Kathy loves to good food and sometimes reminds herself to stop nibbling by going out for a walk or work in the yard. While she enjoys cooking and takes pride in preparing a simple meal, she gets more enjoyment out of being the sous chef for her husband. “Bill is a great and adventurous cook. He loves making Mexican and Thai dishes that the whole family enjoys.”
As Maxine near her 90th birthday, she says her appetite has diminished. She tries to eat more food early in the day because by evening she just doesn’t want to eat. Kathy helps her by inviting her for dinner and “not telling her what we’re cooking to surprise her.” That keeps her interest up.
For Kathy, the biggest challenge is setting her exercise goals too high. “If I tell myself I’ll walk a mile, even after exercising at the YMCA, I’m not happy unless I walk two miles.”
Words of advice
Maxine’s advice to others is simple and straightforward with a dash of good humor. “Get up and move! You have to look forward and you can’t back up!”
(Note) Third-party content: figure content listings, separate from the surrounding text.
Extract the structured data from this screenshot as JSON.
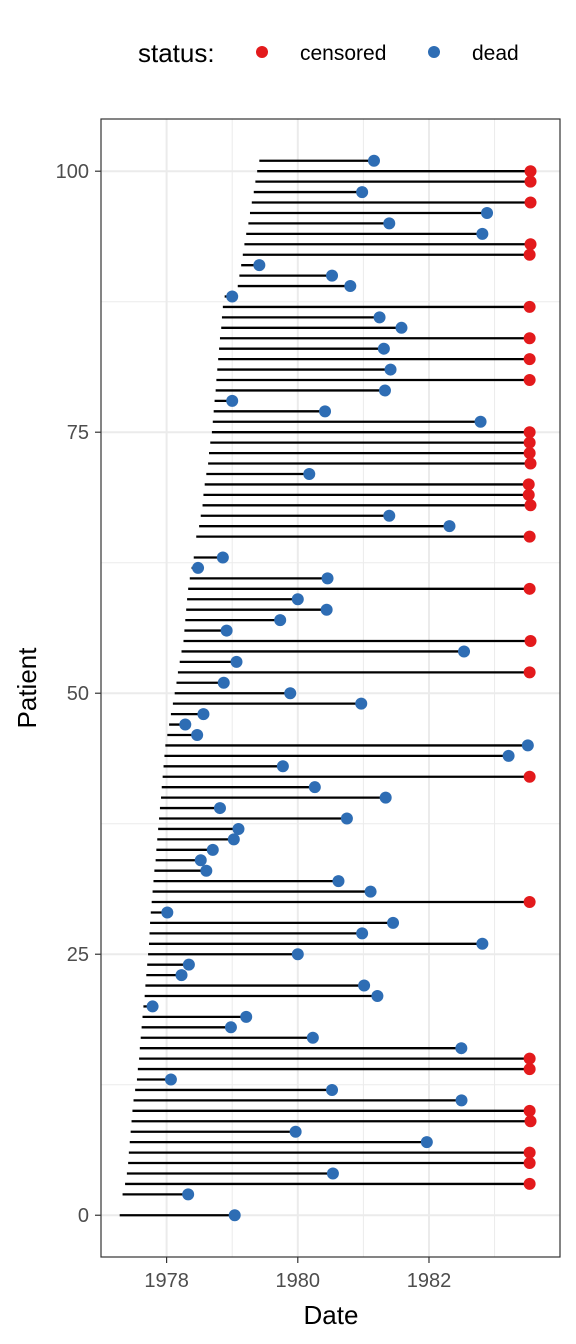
{
  "chart_data": {
    "type": "scatter",
    "subtype": "swimmer-lollipop",
    "xlabel": "Date",
    "ylabel": "Patient",
    "x_ticks": [
      "1978",
      "1980",
      "1982"
    ],
    "y_ticks": [
      "0",
      "25",
      "50",
      "75",
      "100"
    ],
    "xlim": [
      "1977-01-01",
      "1983-12-31"
    ],
    "ylim": [
      -4,
      105
    ],
    "grid": true,
    "legend": {
      "title": "status:",
      "position": "top",
      "entries": [
        {
          "label": "censored",
          "color": "#E31A1C"
        },
        {
          "label": "dead",
          "color": "#2E6DB4"
        }
      ]
    },
    "colors": {
      "censored": "#E31A1C",
      "dead": "#2E6DB4",
      "segment": "#000000"
    },
    "segment_start": "entry date",
    "patients": [
      {
        "patient": 0,
        "entry": "1977-04-15",
        "end": "1979-01-15",
        "status": "dead"
      },
      {
        "patient": 2,
        "entry": "1977-05-01",
        "end": "1978-05-01",
        "status": "dead"
      },
      {
        "patient": 3,
        "entry": "1977-05-15",
        "end": "1983-07-15",
        "status": "censored"
      },
      {
        "patient": 4,
        "entry": "1977-05-25",
        "end": "1980-07-15",
        "status": "dead"
      },
      {
        "patient": 5,
        "entry": "1977-06-01",
        "end": "1983-07-15",
        "status": "censored"
      },
      {
        "patient": 6,
        "entry": "1977-06-05",
        "end": "1983-07-15",
        "status": "censored"
      },
      {
        "patient": 7,
        "entry": "1977-06-10",
        "end": "1981-12-20",
        "status": "dead"
      },
      {
        "patient": 8,
        "entry": "1977-06-15",
        "end": "1979-12-20",
        "status": "dead"
      },
      {
        "patient": 9,
        "entry": "1977-06-20",
        "end": "1983-07-20",
        "status": "censored"
      },
      {
        "patient": 10,
        "entry": "1977-06-25",
        "end": "1983-07-15",
        "status": "censored"
      },
      {
        "patient": 11,
        "entry": "1977-07-01",
        "end": "1982-07-01",
        "status": "dead"
      },
      {
        "patient": 12,
        "entry": "1977-07-10",
        "end": "1980-07-10",
        "status": "dead"
      },
      {
        "patient": 13,
        "entry": "1977-07-20",
        "end": "1978-01-25",
        "status": "dead"
      },
      {
        "patient": 14,
        "entry": "1977-07-25",
        "end": "1983-07-15",
        "status": "censored"
      },
      {
        "patient": 15,
        "entry": "1977-08-01",
        "end": "1983-07-15",
        "status": "censored"
      },
      {
        "patient": 16,
        "entry": "1977-08-05",
        "end": "1982-06-30",
        "status": "dead"
      },
      {
        "patient": 17,
        "entry": "1977-08-10",
        "end": "1980-03-25",
        "status": "dead"
      },
      {
        "patient": 18,
        "entry": "1977-08-15",
        "end": "1978-12-25",
        "status": "dead"
      },
      {
        "patient": 19,
        "entry": "1977-08-20",
        "end": "1979-03-20",
        "status": "dead"
      },
      {
        "patient": 20,
        "entry": "1977-08-25",
        "end": "1977-10-15",
        "status": "dead"
      },
      {
        "patient": 21,
        "entry": "1977-09-01",
        "end": "1981-03-20",
        "status": "dead"
      },
      {
        "patient": 22,
        "entry": "1977-09-05",
        "end": "1981-01-05",
        "status": "dead"
      },
      {
        "patient": 23,
        "entry": "1977-09-10",
        "end": "1978-03-25",
        "status": "dead"
      },
      {
        "patient": 24,
        "entry": "1977-09-15",
        "end": "1978-05-05",
        "status": "dead"
      },
      {
        "patient": 25,
        "entry": "1977-09-20",
        "end": "1980-01-01",
        "status": "dead"
      },
      {
        "patient": 26,
        "entry": "1977-09-25",
        "end": "1982-10-25",
        "status": "dead"
      },
      {
        "patient": 27,
        "entry": "1977-09-28",
        "end": "1980-12-25",
        "status": "dead"
      },
      {
        "patient": 28,
        "entry": "1977-10-01",
        "end": "1981-06-15",
        "status": "dead"
      },
      {
        "patient": 29,
        "entry": "1977-10-05",
        "end": "1978-01-05",
        "status": "dead"
      },
      {
        "patient": 30,
        "entry": "1977-10-10",
        "end": "1983-07-15",
        "status": "censored"
      },
      {
        "patient": 31,
        "entry": "1977-10-15",
        "end": "1981-02-10",
        "status": "dead"
      },
      {
        "patient": 32,
        "entry": "1977-10-20",
        "end": "1980-08-15",
        "status": "dead"
      },
      {
        "patient": 33,
        "entry": "1977-10-25",
        "end": "1978-08-10",
        "status": "dead"
      },
      {
        "patient": 34,
        "entry": "1977-11-01",
        "end": "1978-07-10",
        "status": "dead"
      },
      {
        "patient": 35,
        "entry": "1977-11-05",
        "end": "1978-09-15",
        "status": "dead"
      },
      {
        "patient": 36,
        "entry": "1977-11-10",
        "end": "1979-01-10",
        "status": "dead"
      },
      {
        "patient": 37,
        "entry": "1977-11-15",
        "end": "1979-02-05",
        "status": "dead"
      },
      {
        "patient": 38,
        "entry": "1977-11-20",
        "end": "1980-10-01",
        "status": "dead"
      },
      {
        "patient": 39,
        "entry": "1977-11-25",
        "end": "1978-10-25",
        "status": "dead"
      },
      {
        "patient": 40,
        "entry": "1977-12-01",
        "end": "1981-05-05",
        "status": "dead"
      },
      {
        "patient": 41,
        "entry": "1977-12-05",
        "end": "1980-04-05",
        "status": "dead"
      },
      {
        "patient": 42,
        "entry": "1977-12-10",
        "end": "1983-07-15",
        "status": "censored"
      },
      {
        "patient": 43,
        "entry": "1977-12-15",
        "end": "1979-10-10",
        "status": "dead"
      },
      {
        "patient": 44,
        "entry": "1977-12-20",
        "end": "1983-03-20",
        "status": "dead"
      },
      {
        "patient": 45,
        "entry": "1977-12-25",
        "end": "1983-07-05",
        "status": "dead"
      },
      {
        "patient": 46,
        "entry": "1978-01-05",
        "end": "1978-06-20",
        "status": "dead"
      },
      {
        "patient": 47,
        "entry": "1978-01-15",
        "end": "1978-04-15",
        "status": "dead"
      },
      {
        "patient": 48,
        "entry": "1978-01-25",
        "end": "1978-07-25",
        "status": "dead"
      },
      {
        "patient": 49,
        "entry": "1978-02-05",
        "end": "1980-12-20",
        "status": "dead"
      },
      {
        "patient": 50,
        "entry": "1978-02-15",
        "end": "1979-11-20",
        "status": "dead"
      },
      {
        "patient": 51,
        "entry": "1978-02-25",
        "end": "1978-11-15",
        "status": "dead"
      },
      {
        "patient": 52,
        "entry": "1978-03-05",
        "end": "1983-07-15",
        "status": "censored"
      },
      {
        "patient": 53,
        "entry": "1978-03-15",
        "end": "1979-01-25",
        "status": "dead"
      },
      {
        "patient": 54,
        "entry": "1978-03-25",
        "end": "1982-07-15",
        "status": "dead"
      },
      {
        "patient": 55,
        "entry": "1978-04-05",
        "end": "1983-07-20",
        "status": "censored"
      },
      {
        "patient": 56,
        "entry": "1978-04-10",
        "end": "1978-12-01",
        "status": "dead"
      },
      {
        "patient": 57,
        "entry": "1978-04-15",
        "end": "1979-09-25",
        "status": "dead"
      },
      {
        "patient": 58,
        "entry": "1978-04-20",
        "end": "1980-06-10",
        "status": "dead"
      },
      {
        "patient": 59,
        "entry": "1978-04-25",
        "end": "1980-01-01",
        "status": "dead"
      },
      {
        "patient": 60,
        "entry": "1978-05-01",
        "end": "1983-07-15",
        "status": "censored"
      },
      {
        "patient": 61,
        "entry": "1978-05-10",
        "end": "1980-06-15",
        "status": "dead"
      },
      {
        "patient": 62,
        "entry": "1978-05-20",
        "end": "1978-06-25",
        "status": "dead"
      },
      {
        "patient": 63,
        "entry": "1978-06-01",
        "end": "1978-11-10",
        "status": "dead"
      },
      {
        "patient": 65,
        "entry": "1978-06-15",
        "end": "1983-07-15",
        "status": "censored"
      },
      {
        "patient": 66,
        "entry": "1978-07-01",
        "end": "1982-04-25",
        "status": "dead"
      },
      {
        "patient": 67,
        "entry": "1978-07-10",
        "end": "1981-05-25",
        "status": "dead"
      },
      {
        "patient": 68,
        "entry": "1978-07-20",
        "end": "1983-07-20",
        "status": "censored"
      },
      {
        "patient": 69,
        "entry": "1978-07-25",
        "end": "1983-07-10",
        "status": "censored"
      },
      {
        "patient": 70,
        "entry": "1978-08-01",
        "end": "1983-07-10",
        "status": "censored"
      },
      {
        "patient": 71,
        "entry": "1978-08-10",
        "end": "1980-03-05",
        "status": "dead"
      },
      {
        "patient": 72,
        "entry": "1978-08-20",
        "end": "1983-07-20",
        "status": "censored"
      },
      {
        "patient": 73,
        "entry": "1978-08-25",
        "end": "1983-07-15",
        "status": "censored"
      },
      {
        "patient": 74,
        "entry": "1978-09-01",
        "end": "1983-07-15",
        "status": "censored"
      },
      {
        "patient": 75,
        "entry": "1978-09-10",
        "end": "1983-07-15",
        "status": "censored"
      },
      {
        "patient": 76,
        "entry": "1978-09-15",
        "end": "1982-10-15",
        "status": "dead"
      },
      {
        "patient": 77,
        "entry": "1978-09-20",
        "end": "1980-06-01",
        "status": "dead"
      },
      {
        "patient": 78,
        "entry": "1978-09-25",
        "end": "1979-01-01",
        "status": "dead"
      },
      {
        "patient": 79,
        "entry": "1978-10-01",
        "end": "1981-05-01",
        "status": "dead"
      },
      {
        "patient": 80,
        "entry": "1978-10-05",
        "end": "1983-07-15",
        "status": "censored"
      },
      {
        "patient": 81,
        "entry": "1978-10-10",
        "end": "1981-06-01",
        "status": "dead"
      },
      {
        "patient": 82,
        "entry": "1978-10-15",
        "end": "1983-07-15",
        "status": "censored"
      },
      {
        "patient": 83,
        "entry": "1978-10-20",
        "end": "1981-04-25",
        "status": "dead"
      },
      {
        "patient": 84,
        "entry": "1978-10-25",
        "end": "1983-07-15",
        "status": "censored"
      },
      {
        "patient": 85,
        "entry": "1978-11-01",
        "end": "1981-08-01",
        "status": "dead"
      },
      {
        "patient": 86,
        "entry": "1978-11-05",
        "end": "1981-04-01",
        "status": "dead"
      },
      {
        "patient": 87,
        "entry": "1978-11-10",
        "end": "1983-07-15",
        "status": "censored"
      },
      {
        "patient": 88,
        "entry": "1978-11-20",
        "end": "1979-01-01",
        "status": "dead"
      },
      {
        "patient": 89,
        "entry": "1979-02-01",
        "end": "1980-10-20",
        "status": "dead"
      },
      {
        "patient": 90,
        "entry": "1979-02-10",
        "end": "1980-07-10",
        "status": "dead"
      },
      {
        "patient": 91,
        "entry": "1979-02-20",
        "end": "1979-06-01",
        "status": "dead"
      },
      {
        "patient": 92,
        "entry": "1979-03-01",
        "end": "1983-07-15",
        "status": "censored"
      },
      {
        "patient": 93,
        "entry": "1979-03-10",
        "end": "1983-07-20",
        "status": "censored"
      },
      {
        "patient": 94,
        "entry": "1979-03-20",
        "end": "1982-10-25",
        "status": "dead"
      },
      {
        "patient": 95,
        "entry": "1979-04-01",
        "end": "1981-05-25",
        "status": "dead"
      },
      {
        "patient": 96,
        "entry": "1979-04-10",
        "end": "1982-11-20",
        "status": "dead"
      },
      {
        "patient": 97,
        "entry": "1979-04-20",
        "end": "1983-07-20",
        "status": "censored"
      },
      {
        "patient": 98,
        "entry": "1979-05-01",
        "end": "1980-12-25",
        "status": "dead"
      },
      {
        "patient": 99,
        "entry": "1979-05-10",
        "end": "1983-07-20",
        "status": "censored"
      },
      {
        "patient": 100,
        "entry": "1979-05-20",
        "end": "1983-07-20",
        "status": "censored"
      },
      {
        "patient": 101,
        "entry": "1979-06-01",
        "end": "1981-03-01",
        "status": "dead"
      }
    ]
  }
}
Kathy’s advice echoes her mother’s words, “Being active is a conscious decision and commitment to do things that are productive, provides enjoyment, and leads to a positive health outcome. My father always told me that what you put into to something is what you’ll get out, so I try to remember that in everything I do.” That applies not just to eating well and moving well, but to being well. “Working and building relationships is so important. When my sons got married I vowed to be a wonderful mother-in-law and the best one I could be!”
Maxine, Kathy, and the entire family spent many years on the “football caravan,” supporting their children at games even though it meant splitting up so someone could be at each game. Kathy’s son Ben was the star quarterback at Auburn University and in the 2000 football program he was interviewed and summed up the importance of family.
“I think my parents did a great job of making us realize the importance of family. All the support that I got from my parents, brothers, and grandmother is something that I’ll never be able to repay.”